The older I get, and the older my kids grow right before my eyes, I realize that their teen years are just around the corner. This fact panics me -- greatly, immensely, and stupendously. At one time, when someone blurted out, “Oh -- you think you have your hands full NOW, you just wait,” then followed it with a knowing, almost evil “I know something as a parent of a TEENAGER that you don't know” kind of laugh, I'd run, almost literally.
I may even be guilty of having made the ultimately immature “blah, blah, blah” sound while plugging my ears ... I didn't want to hear all of your horror stories, you parents of teenagers. I didn't want my beautiful, yet still busy and stressful, years with eight kids to be overshadowed by “the dreaded teenage years” you all so badly wanted to tell me about ... because I, quite simply, had my hands full doing my thing as a mom of many elementary school kids.
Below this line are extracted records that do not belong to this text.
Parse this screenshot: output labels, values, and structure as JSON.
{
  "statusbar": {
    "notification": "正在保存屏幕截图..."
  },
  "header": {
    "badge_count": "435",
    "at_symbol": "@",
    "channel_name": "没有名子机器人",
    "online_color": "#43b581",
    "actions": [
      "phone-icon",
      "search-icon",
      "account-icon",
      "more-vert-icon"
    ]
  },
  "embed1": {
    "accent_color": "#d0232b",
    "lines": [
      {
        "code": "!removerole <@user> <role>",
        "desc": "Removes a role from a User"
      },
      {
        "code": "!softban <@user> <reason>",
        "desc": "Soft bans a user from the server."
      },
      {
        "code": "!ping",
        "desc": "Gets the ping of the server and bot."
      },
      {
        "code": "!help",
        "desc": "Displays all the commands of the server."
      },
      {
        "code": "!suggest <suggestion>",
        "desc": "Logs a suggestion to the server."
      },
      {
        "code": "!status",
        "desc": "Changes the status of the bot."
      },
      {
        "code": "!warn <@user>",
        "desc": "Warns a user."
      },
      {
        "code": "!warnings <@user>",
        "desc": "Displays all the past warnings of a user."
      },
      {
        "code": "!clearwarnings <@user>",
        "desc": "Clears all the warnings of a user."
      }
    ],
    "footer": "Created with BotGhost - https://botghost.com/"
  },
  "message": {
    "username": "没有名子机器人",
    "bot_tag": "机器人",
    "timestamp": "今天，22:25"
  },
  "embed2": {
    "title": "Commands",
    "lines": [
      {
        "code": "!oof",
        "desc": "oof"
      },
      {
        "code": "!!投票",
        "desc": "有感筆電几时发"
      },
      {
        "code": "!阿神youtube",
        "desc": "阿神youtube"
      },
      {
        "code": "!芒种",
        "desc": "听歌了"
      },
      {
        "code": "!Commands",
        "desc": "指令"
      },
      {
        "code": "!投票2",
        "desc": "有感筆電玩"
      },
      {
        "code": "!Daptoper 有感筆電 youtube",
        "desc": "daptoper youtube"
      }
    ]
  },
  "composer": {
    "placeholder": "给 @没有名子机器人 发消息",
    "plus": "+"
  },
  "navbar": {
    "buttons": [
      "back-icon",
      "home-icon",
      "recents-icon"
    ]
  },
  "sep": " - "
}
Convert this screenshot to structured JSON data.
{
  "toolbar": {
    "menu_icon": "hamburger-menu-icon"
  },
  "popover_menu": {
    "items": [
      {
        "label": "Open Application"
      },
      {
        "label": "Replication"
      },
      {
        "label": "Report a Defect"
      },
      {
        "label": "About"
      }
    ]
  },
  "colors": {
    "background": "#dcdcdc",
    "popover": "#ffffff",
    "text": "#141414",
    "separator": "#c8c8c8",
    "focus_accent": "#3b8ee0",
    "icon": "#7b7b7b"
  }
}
And, quite frankly, that was as much fun and “horror” as I could balance at the time.
Don't get me wrong ... I am a HUGE advocate of taking advice from parents who have “gone before me.” I've done it repeatedly over the years, with very receptive ears, as my kids have gone from babies to toddlers and then on to school age children. Some of the very best advice I've ever received has come from close friends who observe the workings of my household and offer their opinions on how to handle different situations. I deeply appreciate their willingness to impart their seasoned advice to me, and quite honestly, I lap it up! I certainly don't have all the answers and would never claim to be an expert on the parenting subject -- despite having more than double the average number of kids that a “typical” family has! I just wasn't, until NOW, ready to face the fact that my sweet girls (and then my younger six!) will become hormonal and, therefore, difficult at times.
BUT, that has all changed ...
Welcoming in the year of 2013 and all of its promise (and perhaps a bit of dread and trepidation for mom?) also brings with it a birthday that in one fell swoop will take ME into the realm of parenting teenagers ... times TWO. Basically what I'm saying is ... I need advice and I need it NOW!! Can you read my panic, here? Help me!!!
At this point, my 12-year-old twins are still responsible, lovely, helpful, respectful girls who do extremely well in school. I know that hormones will get the best of them at some point (soon?) and I'll be dealing with some bigger girl issues shortly. And perhaps those issues will come fast and furious -- and may even have the potential to take away my sweet girls and turn them into TEENAGERS who know it all!
I clearly don't know what lies ahead for me as a parent of teens. What I DO know is that with each passing day, I'm embracing this concept, and by October, I’ll be set and ready, as always, to love them right on through it all. They know that, come what may, mom will be there to guide them, support them, and help them, even when their attitudes flare and they aren't so “lovable.”
No worries! I'm already armed with many strategically placed photos of them as fresh faced smiling 3-year-olds to remind me of who exactly is underneath all those hormones and drama displays!
For years, I've signed little love notes to them -- exactly as I signed their love letters in my most recent book, I Just Want You to Know, “Love, forever and always, no matter what, Mommy” ... and the coming years will no doubt put that to the ultimate test.
I'm ready. Bring it on.
Do you have teens? What advice would you give me for my inevitable fate, as a parent to teenagers?